Podcast Reflections

Reflection on Matthew 9.27-31 (Advent 1: Friday)

Listen to a reflection for Advent 1: Friday, 2 December 2022, on Matthew 9.27-31

Matthew 9.27-31
Jesus heals two blind men

As Jesus went on, two blind men followed him, crying loudly, ‘Have mercy on us, Son of David!’ When he entered the house, the blind men came to him; and Jesus said to them, ‘Do you believe that I am able to do this?’ They said to him, ‘Yes, Lord.’ Then he touched their eyes and said, ‘According to your faith let it be done to you.’ And their eyes were opened. Then Jesus sternly ordered them, ‘See that no one knows of this.’ But they went away and spread the news about him throughout that district. 

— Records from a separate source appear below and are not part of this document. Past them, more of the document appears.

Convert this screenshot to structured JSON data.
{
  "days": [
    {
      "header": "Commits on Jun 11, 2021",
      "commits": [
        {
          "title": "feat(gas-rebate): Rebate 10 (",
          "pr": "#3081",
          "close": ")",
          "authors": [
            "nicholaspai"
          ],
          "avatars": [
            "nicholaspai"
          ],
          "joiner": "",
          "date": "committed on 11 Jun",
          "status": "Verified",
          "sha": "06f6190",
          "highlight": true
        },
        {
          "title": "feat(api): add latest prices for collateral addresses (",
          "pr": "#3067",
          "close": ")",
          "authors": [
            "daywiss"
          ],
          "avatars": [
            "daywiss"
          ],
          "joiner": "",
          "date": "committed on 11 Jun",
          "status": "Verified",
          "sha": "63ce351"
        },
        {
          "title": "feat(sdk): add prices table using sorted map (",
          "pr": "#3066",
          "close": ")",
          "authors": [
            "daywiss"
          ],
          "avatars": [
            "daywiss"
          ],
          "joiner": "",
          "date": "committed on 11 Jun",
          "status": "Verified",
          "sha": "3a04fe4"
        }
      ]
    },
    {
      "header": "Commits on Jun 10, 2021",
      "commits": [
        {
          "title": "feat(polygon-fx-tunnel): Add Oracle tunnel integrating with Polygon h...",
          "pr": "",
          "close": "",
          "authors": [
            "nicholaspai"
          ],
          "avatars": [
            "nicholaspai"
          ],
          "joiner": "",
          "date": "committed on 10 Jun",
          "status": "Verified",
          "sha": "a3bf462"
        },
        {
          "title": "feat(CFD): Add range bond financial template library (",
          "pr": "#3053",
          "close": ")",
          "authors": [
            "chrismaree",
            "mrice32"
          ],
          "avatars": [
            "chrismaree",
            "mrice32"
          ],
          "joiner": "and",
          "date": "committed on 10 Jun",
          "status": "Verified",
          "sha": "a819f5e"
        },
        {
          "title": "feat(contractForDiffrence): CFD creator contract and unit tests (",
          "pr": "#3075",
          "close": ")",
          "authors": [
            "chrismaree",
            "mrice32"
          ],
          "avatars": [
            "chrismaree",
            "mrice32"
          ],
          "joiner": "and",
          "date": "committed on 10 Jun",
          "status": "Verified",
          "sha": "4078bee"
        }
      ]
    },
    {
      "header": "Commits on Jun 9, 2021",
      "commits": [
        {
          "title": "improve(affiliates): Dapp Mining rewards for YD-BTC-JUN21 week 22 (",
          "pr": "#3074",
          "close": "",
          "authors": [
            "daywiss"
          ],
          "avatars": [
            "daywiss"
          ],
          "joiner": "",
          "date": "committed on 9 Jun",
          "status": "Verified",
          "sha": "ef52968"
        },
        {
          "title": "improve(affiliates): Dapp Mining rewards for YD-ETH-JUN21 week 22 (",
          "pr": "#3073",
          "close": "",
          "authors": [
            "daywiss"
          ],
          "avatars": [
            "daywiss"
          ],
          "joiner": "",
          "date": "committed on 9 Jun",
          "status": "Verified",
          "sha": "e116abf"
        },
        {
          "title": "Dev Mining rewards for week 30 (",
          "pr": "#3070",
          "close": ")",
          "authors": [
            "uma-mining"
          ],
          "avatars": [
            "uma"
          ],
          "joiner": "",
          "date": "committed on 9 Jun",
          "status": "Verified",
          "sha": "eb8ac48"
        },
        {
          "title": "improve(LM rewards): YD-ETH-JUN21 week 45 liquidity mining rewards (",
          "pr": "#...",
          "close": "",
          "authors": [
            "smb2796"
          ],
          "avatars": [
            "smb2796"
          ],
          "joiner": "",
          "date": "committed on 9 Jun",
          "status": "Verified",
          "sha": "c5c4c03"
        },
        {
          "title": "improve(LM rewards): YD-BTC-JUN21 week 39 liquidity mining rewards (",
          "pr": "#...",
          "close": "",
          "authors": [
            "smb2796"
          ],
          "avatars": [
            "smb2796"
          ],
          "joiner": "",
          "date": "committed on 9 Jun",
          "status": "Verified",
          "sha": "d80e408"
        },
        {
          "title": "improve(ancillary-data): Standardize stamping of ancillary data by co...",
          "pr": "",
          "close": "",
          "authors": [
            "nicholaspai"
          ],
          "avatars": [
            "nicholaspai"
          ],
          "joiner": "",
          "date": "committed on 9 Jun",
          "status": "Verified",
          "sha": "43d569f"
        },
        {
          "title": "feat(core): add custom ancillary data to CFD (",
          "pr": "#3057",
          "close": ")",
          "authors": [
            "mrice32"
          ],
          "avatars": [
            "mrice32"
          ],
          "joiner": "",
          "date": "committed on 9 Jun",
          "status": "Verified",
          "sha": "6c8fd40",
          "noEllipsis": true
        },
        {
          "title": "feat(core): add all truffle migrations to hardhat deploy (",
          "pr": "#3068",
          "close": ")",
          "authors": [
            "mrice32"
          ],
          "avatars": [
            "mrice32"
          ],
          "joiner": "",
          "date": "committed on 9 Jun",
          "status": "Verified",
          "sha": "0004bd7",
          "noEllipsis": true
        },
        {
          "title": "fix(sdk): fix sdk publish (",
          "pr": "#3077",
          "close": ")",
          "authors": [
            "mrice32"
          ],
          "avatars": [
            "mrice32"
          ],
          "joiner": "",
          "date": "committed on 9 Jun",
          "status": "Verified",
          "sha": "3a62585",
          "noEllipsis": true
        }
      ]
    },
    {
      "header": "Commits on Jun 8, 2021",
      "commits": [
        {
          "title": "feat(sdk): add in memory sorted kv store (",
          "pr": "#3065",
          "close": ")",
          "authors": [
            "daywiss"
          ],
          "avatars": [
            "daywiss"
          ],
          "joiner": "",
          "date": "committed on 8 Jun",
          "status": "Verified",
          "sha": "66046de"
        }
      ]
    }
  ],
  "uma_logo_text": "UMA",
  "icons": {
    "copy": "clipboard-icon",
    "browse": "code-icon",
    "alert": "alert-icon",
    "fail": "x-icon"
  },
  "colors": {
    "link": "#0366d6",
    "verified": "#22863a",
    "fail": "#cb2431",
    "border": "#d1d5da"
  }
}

Sometimes things happen to us that leave us feeling so excited that we just have to rush out and share our experiences with others. Sometimes, however, circumstances impose a tactical ‘news blackout’ upon us … no matter how much we want to share our excitement, we are asked to stop and respect a period of silence. When we are placed in that position we feel an intense degree of frustration; we feel unreasonably constrained; we feel that our right to share our personal joy has been taken away. In today’s reading two blind men have just such a straitjacket placed upon them by Jesus himself as he says: See that no one knows of this.

To be blind in Jesus’ time was not a good place in which to find oneself. Like widows and orphans, those who were blind were viewed as outcasts from society. Like lepers, their daily existence was dependent upon the charity of others. There were no caring services to ensure the establishment of a decent standard of living. Whether one was blind from birth, or whether the condition came on in later life, blindness led to isolation and poverty.

Today we hear of two blind men crying out: Have mercy on us, Son of David. Two men who could not have seen Jesus’ miraculous acts of healing must have heard of them and, having heard of them, they had faith in their reality, in their truth. They came to the Son of David, the promised Messiah, Jesus the Son of God and, in faith, they threw themselves upon his mercy. Then, recognizing the depth and sincerity of their faith, Jesus restored their sight. But that was not the end of the matter: Jesus sternly ordered them, ‘See that no one knows of this’.

Many commentators have reflected upon the possible reasons for Jesus’ offering such a ‘stern order’. But, today I would like to use this moment in our reading as a lesson for us all. The blind men whose sight had been restored did not have to broadcast the fact of their healing. Everyone could see the new life they had been given, just as they could see how that new life was being used. The two formerly-blind men could not contain their joy: they spread the news about [Jesus] throughout that district. Therein lies the lesson and the challenge for each of us. We have a relationship with Jesus and we benefit from his gracious love. But … how do we respond to that gracious love? Do we behave as though we have been told to keep it all a secret, or do we join the two men in today’s reading and spread the joyous news of all that Jesus has done, and continues to do for us?